Opened 15 years ago
Last modified 23 months ago
#65 new defect
UTF-32 strings support
Reported by: | ehuelsmann | Owned by: | nobody |
---|---|---|---|
Priority: | minor | Milestone: | 1.9.2 |
Component: | libraries | Version: | 1.1.0 |
Keywords: | Cc: | ||
Parent Tickets: |
Description
ABCL uses Java char[]s to represent its strings. However, the char type can only represent values in the BMP (Basic Multilingual Plane), because only the BMP can be represented using 16 bits.
For supplementary characters (all Unicode chars outside the BMP), it uses a pair of surrogate characters (UTF-16).

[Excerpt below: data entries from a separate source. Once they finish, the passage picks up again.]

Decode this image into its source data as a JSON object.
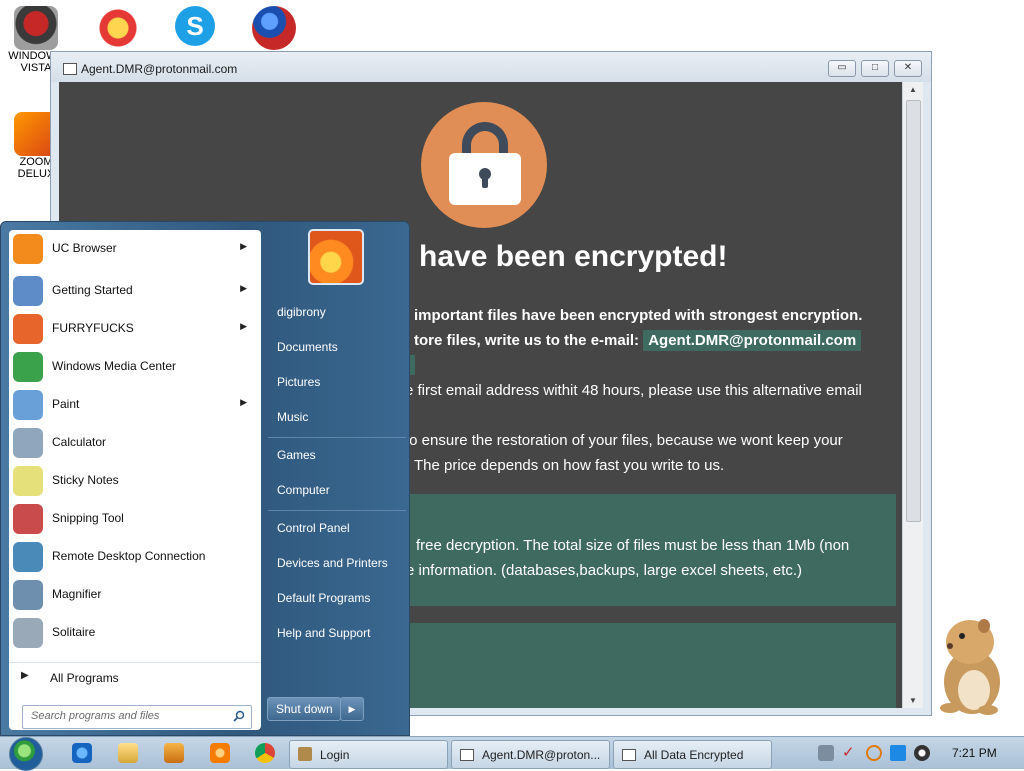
{
  "desktop": {
    "icons": [
      {
        "label": "WINDOWS VISTA",
        "icon": "windows-vista-icon"
      },
      {
        "label": "",
        "icon": "p-logo-icon"
      },
      {
        "label": "",
        "icon": "skype-icon"
      },
      {
        "label": "",
        "icon": "globe-icon"
      },
      {
        "label": "ZOOM DELUX",
        "icon": "zoom-deluxe-icon"
      }
    ]
  },
  "ransom_window": {
    "title": "Agent.DMR@protonmail.com",
    "controls": {
      "minimize": "▭",
      "maximize": "□",
      "close": "✕"
    },
    "heading": "have been encrypted!",
    "line1": "important files have been encrypted with strongest encryption.",
    "line2_prefix": "tore files, write us to the e-mail:",
    "email": "Agent.DMR@protonmail.com",
    "line3": "e first email address withit 48 hours, please use this alternative email",
    "line4": "to ensure the restoration of your files, because we wont keep your",
    "line5": "The price depends on how fast you write to us.",
    "box_line1": "free decryption. The total size of files must be less than 1Mb (non",
    "box_line2": "e information. (databases,backups, large excel sheets, etc.)"
  },
  "start_menu": {
    "programs": [
      {
        "label": "UC Browser",
        "icon": "uc-browser-icon",
        "submenu": true,
        "color": "#f28b1c"
      },
      {
        "label": "Getting Started",
        "icon": "getting-started-icon",
        "submenu": true,
        "color": "#5d8cc9"
      },
      {
        "label": "FURRYFUCKS",
        "icon": "firefox-icon",
        "submenu": true,
        "color": "#e7642a"
      },
      {
        "label": "Windows Media Center",
        "icon": "media-center-icon",
        "submenu": false,
        "color": "#3aa24a"
      },
      {
        "label": "Paint",
        "icon": "paint-icon",
        "submenu": true,
        "color": "#6aa0d8"
      },
      {
        "label": "Calculator",
        "icon": "calculator-icon",
        "submenu": false,
        "color": "#8fa6bd"
      },
      {
        "label": "Sticky Notes",
        "icon": "sticky-notes-icon",
        "submenu": false,
        "color": "#e6e07a"
      },
      {
        "label": "Snipping Tool",
        "icon": "snipping-tool-icon",
        "submenu": false,
        "color": "#c94b4b"
      },
      {
        "label": "Remote Desktop Connection",
        "icon": "remote-desktop-icon",
        "submenu": false,
        "color": "#4a8ab8"
      },
      {
        "label": "Magnifier",
        "icon": "magnifier-icon",
        "submenu": false,
        "color": "#6f8faf"
      },
      {
        "label": "Solitaire",
        "icon": "solitaire-icon",
        "submenu": false,
        "color": "#9aa9b8"
      }
    ],
    "all_programs": "All Programs",
    "search_placeholder": "Search programs and files",
    "right_items": [
      "digibrony",
      "Documents",
      "Pictures",
      "Music",
      "Games",
      "Computer",
      "Control Panel",
      "Devices and Printers",
      "Default Programs",
      "Help and Support"
    ],
    "shutdown": "Shut down"
  },
  "taskbar": {
    "buttons": [
      "Login",
      "Agent.DMR@proton...",
      "All Data Encrypted"
    ],
    "clock": "7:21 PM"
  }
}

Common Lisp programs don't expect this and need strings to be represented using complete characters.
Change History (21)
comment:1 Changed 15 years ago by
Component: | other → libraries |
---|---|
Owner: | changed from somebody to nobody |
comment:2 Changed 15 years ago by
comment:4 Changed 13 years ago by
I think it is possible to use FLEXI-STREAMS to handle UTF32 strings.

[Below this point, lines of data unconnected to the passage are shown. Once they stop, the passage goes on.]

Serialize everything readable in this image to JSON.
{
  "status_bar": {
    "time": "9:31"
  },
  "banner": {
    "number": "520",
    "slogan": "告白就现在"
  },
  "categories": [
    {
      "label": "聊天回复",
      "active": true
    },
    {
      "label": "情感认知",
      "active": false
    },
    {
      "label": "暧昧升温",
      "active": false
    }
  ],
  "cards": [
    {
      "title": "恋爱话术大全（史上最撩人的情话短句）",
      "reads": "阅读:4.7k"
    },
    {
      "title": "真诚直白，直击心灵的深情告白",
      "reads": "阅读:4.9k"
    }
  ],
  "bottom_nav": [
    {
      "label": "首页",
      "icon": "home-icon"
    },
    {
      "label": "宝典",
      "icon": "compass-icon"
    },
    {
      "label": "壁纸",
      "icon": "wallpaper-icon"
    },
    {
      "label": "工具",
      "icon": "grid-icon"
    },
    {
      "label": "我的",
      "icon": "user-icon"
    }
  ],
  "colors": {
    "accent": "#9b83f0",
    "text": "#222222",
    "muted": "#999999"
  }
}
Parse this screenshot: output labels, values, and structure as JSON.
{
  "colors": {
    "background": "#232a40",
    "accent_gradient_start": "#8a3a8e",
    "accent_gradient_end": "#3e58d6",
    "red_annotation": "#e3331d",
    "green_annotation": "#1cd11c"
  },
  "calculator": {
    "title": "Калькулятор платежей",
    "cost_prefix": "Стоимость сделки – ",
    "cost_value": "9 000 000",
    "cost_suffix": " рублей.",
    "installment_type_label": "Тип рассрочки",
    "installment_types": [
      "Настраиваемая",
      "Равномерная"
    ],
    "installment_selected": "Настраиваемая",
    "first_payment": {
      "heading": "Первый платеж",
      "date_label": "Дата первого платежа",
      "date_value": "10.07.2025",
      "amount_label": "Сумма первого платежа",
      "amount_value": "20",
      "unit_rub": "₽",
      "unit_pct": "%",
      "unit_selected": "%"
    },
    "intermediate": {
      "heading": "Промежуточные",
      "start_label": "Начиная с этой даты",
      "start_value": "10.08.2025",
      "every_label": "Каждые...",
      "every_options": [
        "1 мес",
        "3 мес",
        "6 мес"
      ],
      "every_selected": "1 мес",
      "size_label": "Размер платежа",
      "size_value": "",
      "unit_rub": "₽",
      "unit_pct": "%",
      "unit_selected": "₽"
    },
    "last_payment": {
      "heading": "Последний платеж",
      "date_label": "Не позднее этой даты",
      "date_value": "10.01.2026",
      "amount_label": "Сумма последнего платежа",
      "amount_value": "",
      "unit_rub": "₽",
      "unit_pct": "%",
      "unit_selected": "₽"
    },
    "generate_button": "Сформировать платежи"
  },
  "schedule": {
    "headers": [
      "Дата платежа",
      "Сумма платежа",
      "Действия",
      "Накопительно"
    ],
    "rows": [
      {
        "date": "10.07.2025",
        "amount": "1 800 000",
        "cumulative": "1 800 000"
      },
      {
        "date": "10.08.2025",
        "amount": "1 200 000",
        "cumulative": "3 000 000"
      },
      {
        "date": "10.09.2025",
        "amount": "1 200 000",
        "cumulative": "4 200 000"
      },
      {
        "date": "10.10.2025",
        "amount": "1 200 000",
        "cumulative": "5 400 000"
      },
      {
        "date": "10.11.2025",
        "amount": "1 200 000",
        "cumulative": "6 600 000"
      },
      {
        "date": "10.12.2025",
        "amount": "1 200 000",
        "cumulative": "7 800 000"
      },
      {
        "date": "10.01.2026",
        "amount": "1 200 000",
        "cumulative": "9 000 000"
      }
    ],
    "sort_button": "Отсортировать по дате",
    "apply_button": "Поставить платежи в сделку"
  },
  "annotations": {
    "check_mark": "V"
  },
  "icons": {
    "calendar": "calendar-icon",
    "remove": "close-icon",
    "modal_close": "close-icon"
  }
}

comment:5 Changed 12 years ago by
Milestone: | unscheduled → 1.2.0 |
---|---|
Version: | → 1.1.0 |
comment:6 Changed 12 years ago by
On #lisp, pjb writes on this subject:
... you must be careful that in most CL implementations, characters are unicode characters (not even code-points in a number of implementations!), and therefore we are talking of real strings of characters (32-bit each usually), not vector of utf-8 bytes. (For some things, you may need to deal with vectors of bytes instead of strings, and there, lisp macros and reader macros can come handy to ease manipulations of those vectors of bytes that usually represent ASCII or UTF-8 encoded characters).
Where I ask:
pjb: how's that possible? Some far-east "characters" will consist of multiple code points, with up to 6 or 7 "modifier" code points; how can all that fit into 32-bits, if each code point is 21-bit in itself?
and pjb answers:
ehu: that's what I mean, some implementation may choose to represent those characters as a pointer to a sequence of code points.

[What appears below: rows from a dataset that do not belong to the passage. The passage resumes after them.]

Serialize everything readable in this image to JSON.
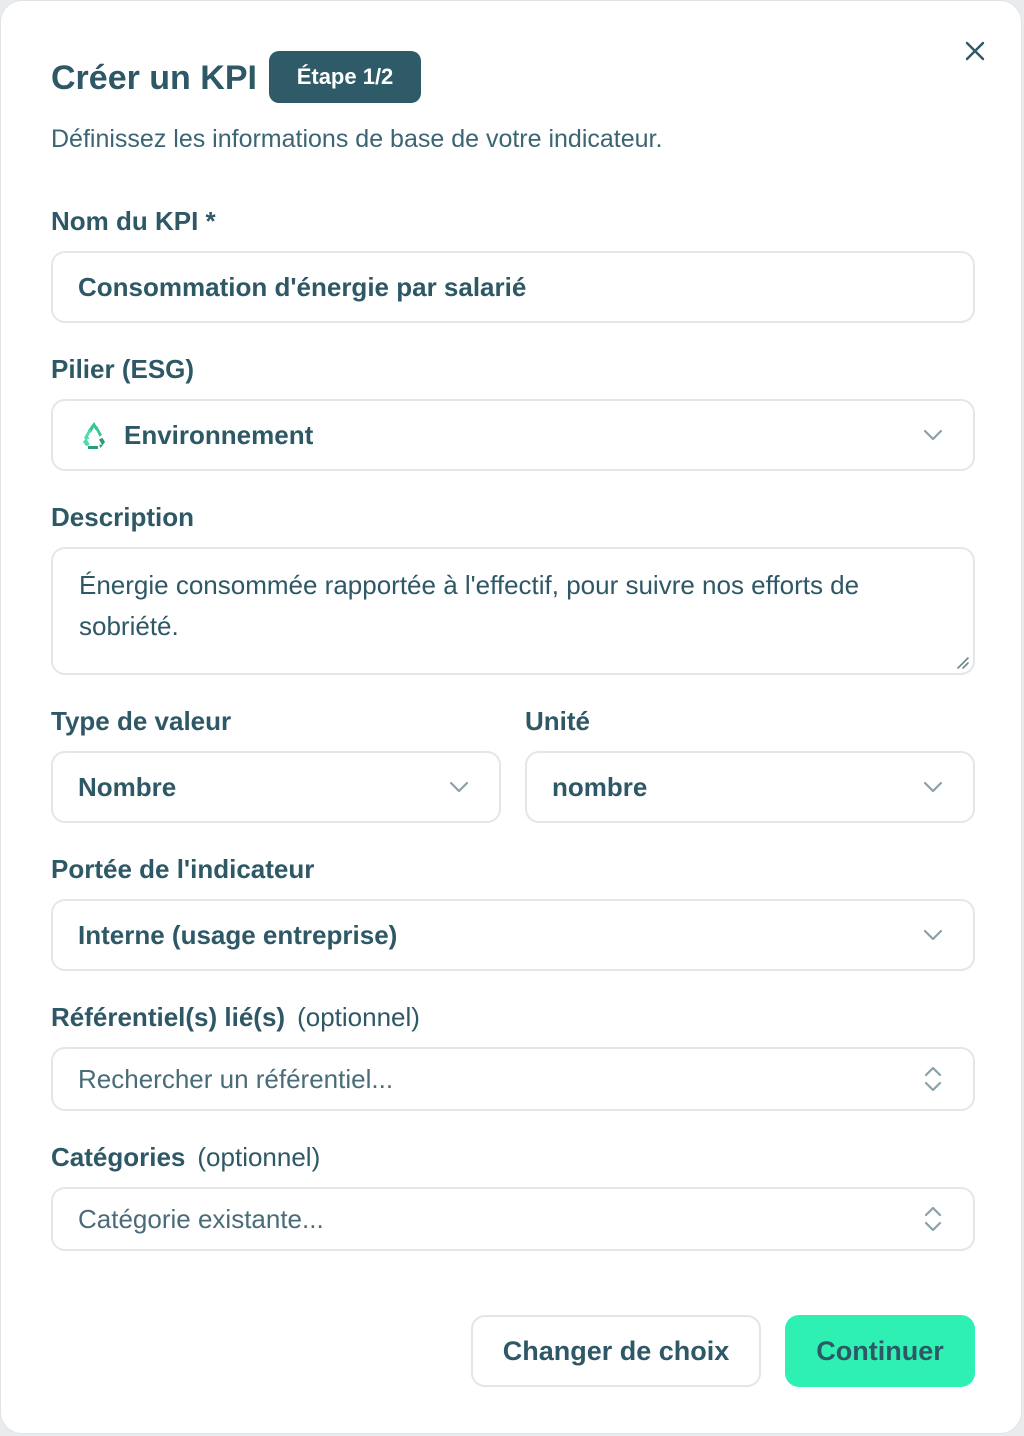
{
  "dialog": {
    "title": "Créer un KPI",
    "step_badge": "Étape 1/2",
    "subtitle": "Définissez les informations de base de votre indicateur.",
    "close_icon": "close-icon"
  },
  "form": {
    "name": {
      "label": "Nom du KPI *",
      "value": "Consommation d'énergie par salarié"
    },
    "pillar": {
      "label": "Pilier (ESG)",
      "value": "Environnement",
      "icon": "recycle-icon"
    },
    "description": {
      "label": "Description",
      "value": "Énergie consommée rapportée à l'effectif, pour suivre nos efforts de sobriété."
    },
    "value_type": {
      "label": "Type de valeur",
      "value": "Nombre"
    },
    "unit": {
      "label": "Unité",
      "value": "nombre"
    },
    "scope": {
      "label": "Portée de l'indicateur",
      "value": "Interne (usage entreprise)"
    },
    "frameworks": {
      "label": "Référentiel(s) lié(s)",
      "optional": "(optionnel)",
      "placeholder": "Rechercher un référentiel..."
    },
    "categories": {
      "label": "Catégories",
      "optional": "(optionnel)",
      "placeholder": "Catégorie existante..."
    }
  },
  "actions": {
    "secondary_label": "Changer de choix",
    "primary_label": "Continuer"
  },
  "colors": {
    "primary": "#2ef0b3",
    "text": "#2e5866",
    "badge": "#2f5a68"
  }
}
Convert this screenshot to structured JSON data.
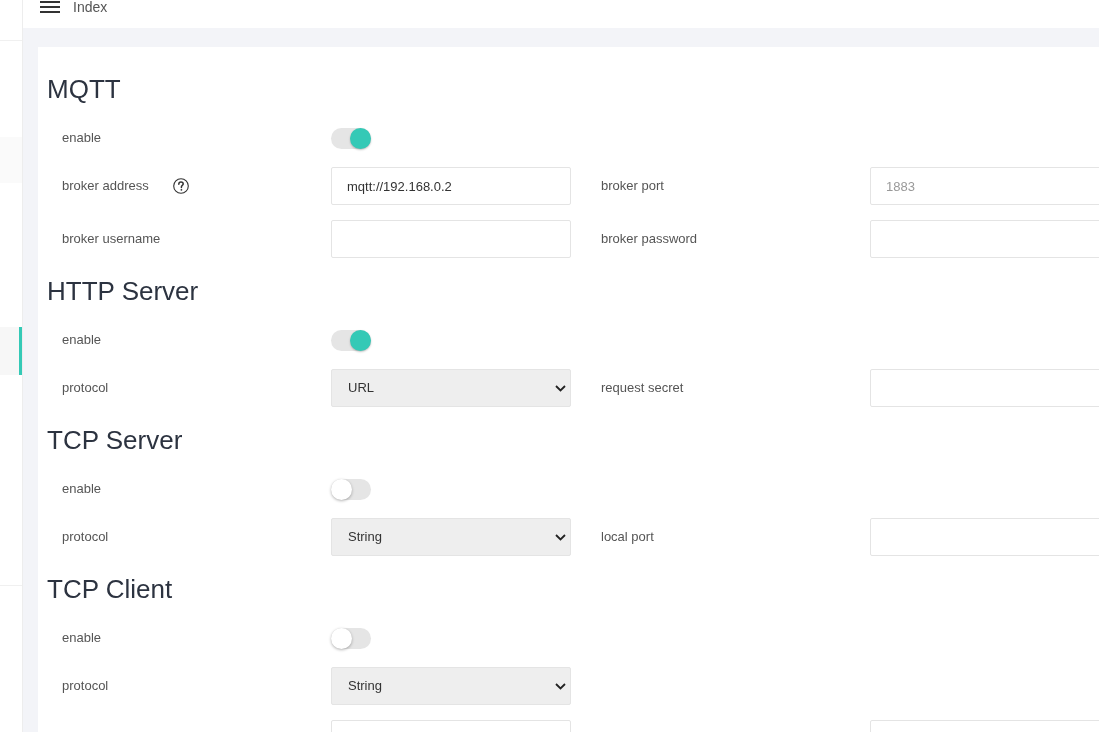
{
  "header": {
    "title": "Index"
  },
  "sidebar": {
    "items": [
      {
        "selected": false
      },
      {
        "selected": true
      }
    ]
  },
  "sections": [
    {
      "title": "MQTT",
      "rows": [
        {
          "fields": [
            {
              "kind": "switch",
              "label": "enable",
              "on": true
            }
          ]
        },
        {
          "fields": [
            {
              "kind": "input",
              "label": "broker address",
              "help": true,
              "value": "mqtt://192.168.0.2"
            },
            {
              "kind": "input",
              "label": "broker port",
              "placeholder": "1883"
            }
          ]
        },
        {
          "fields": [
            {
              "kind": "input",
              "label": "broker username"
            },
            {
              "kind": "input",
              "label": "broker password"
            }
          ]
        }
      ]
    },
    {
      "title": "HTTP Server",
      "rows": [
        {
          "fields": [
            {
              "kind": "switch",
              "label": "enable",
              "on": true
            }
          ]
        },
        {
          "fields": [
            {
              "kind": "select",
              "label": "protocol",
              "value": "URL"
            },
            {
              "kind": "input",
              "label": "request secret"
            }
          ]
        }
      ]
    },
    {
      "title": "TCP Server",
      "rows": [
        {
          "fields": [
            {
              "kind": "switch",
              "label": "enable",
              "on": false
            }
          ]
        },
        {
          "fields": [
            {
              "kind": "select",
              "label": "protocol",
              "value": "String"
            },
            {
              "kind": "input",
              "label": "local port"
            }
          ]
        }
      ]
    },
    {
      "title": "TCP Client",
      "rows": [
        {
          "fields": [
            {
              "kind": "switch",
              "label": "enable",
              "on": false
            }
          ]
        },
        {
          "fields": [
            {
              "kind": "select",
              "label": "protocol",
              "value": "String"
            }
          ]
        },
        {
          "fields": [
            {
              "kind": "input"
            },
            {
              "kind": "input"
            }
          ]
        }
      ]
    }
  ]
}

comment:7 Changed 12 years ago by
It would be nice if every Common Lisp implementation used the same representation of strings, but what format should that be? Currently UTF-32 is quite common, but there are exception, both Allegro CL and CMUCL uses UTF-16.
There are many good reasons for using UTF-16:
- Compatibility (Java, Windows API, libicu)
- Saves memory (approx 50%, use of characters outside BMP is very rare)
- The added complexity is actually quite low
The last point is the important one. Even when using UTF-32, what the end user thinks of as a character might be represented as sequence of code-points in the string. In Unicode this is called a grapheme cluster. Because of this, UTF-16, with it's surrogate pairs, doesn't add much complexity. Code that doesn't deal correctly with surrogate pairs, e.g. by splitting a string in the in the middle of a pair, would probably not deal correctly with grapheme clusters either.
To sum up: No, Common Lisp programs can't expect strings to be UTF-32. The are many good reasons for using UTF-16. Since Java uses UTF-16 strings it's makes perfect sense that ABCL does so too.
comment:8 Changed 12 years ago by
Milestone: | 1.2.0 → 2.0 |
---|
comment:11 Changed 11 years ago by
Milestone: | 2.0.0 → 1.4.0 |
---|
comment:16 Changed 5 years ago by
Milestone: | 1.6.2 → 1.7.0 |
---|
comment:21 Changed 23 months ago by
Milestone: | 1.8.1 → 1.9.2 |
---|
Relevant in this discussion is the article about supplementary characters (code points > #xFFFF) in Java.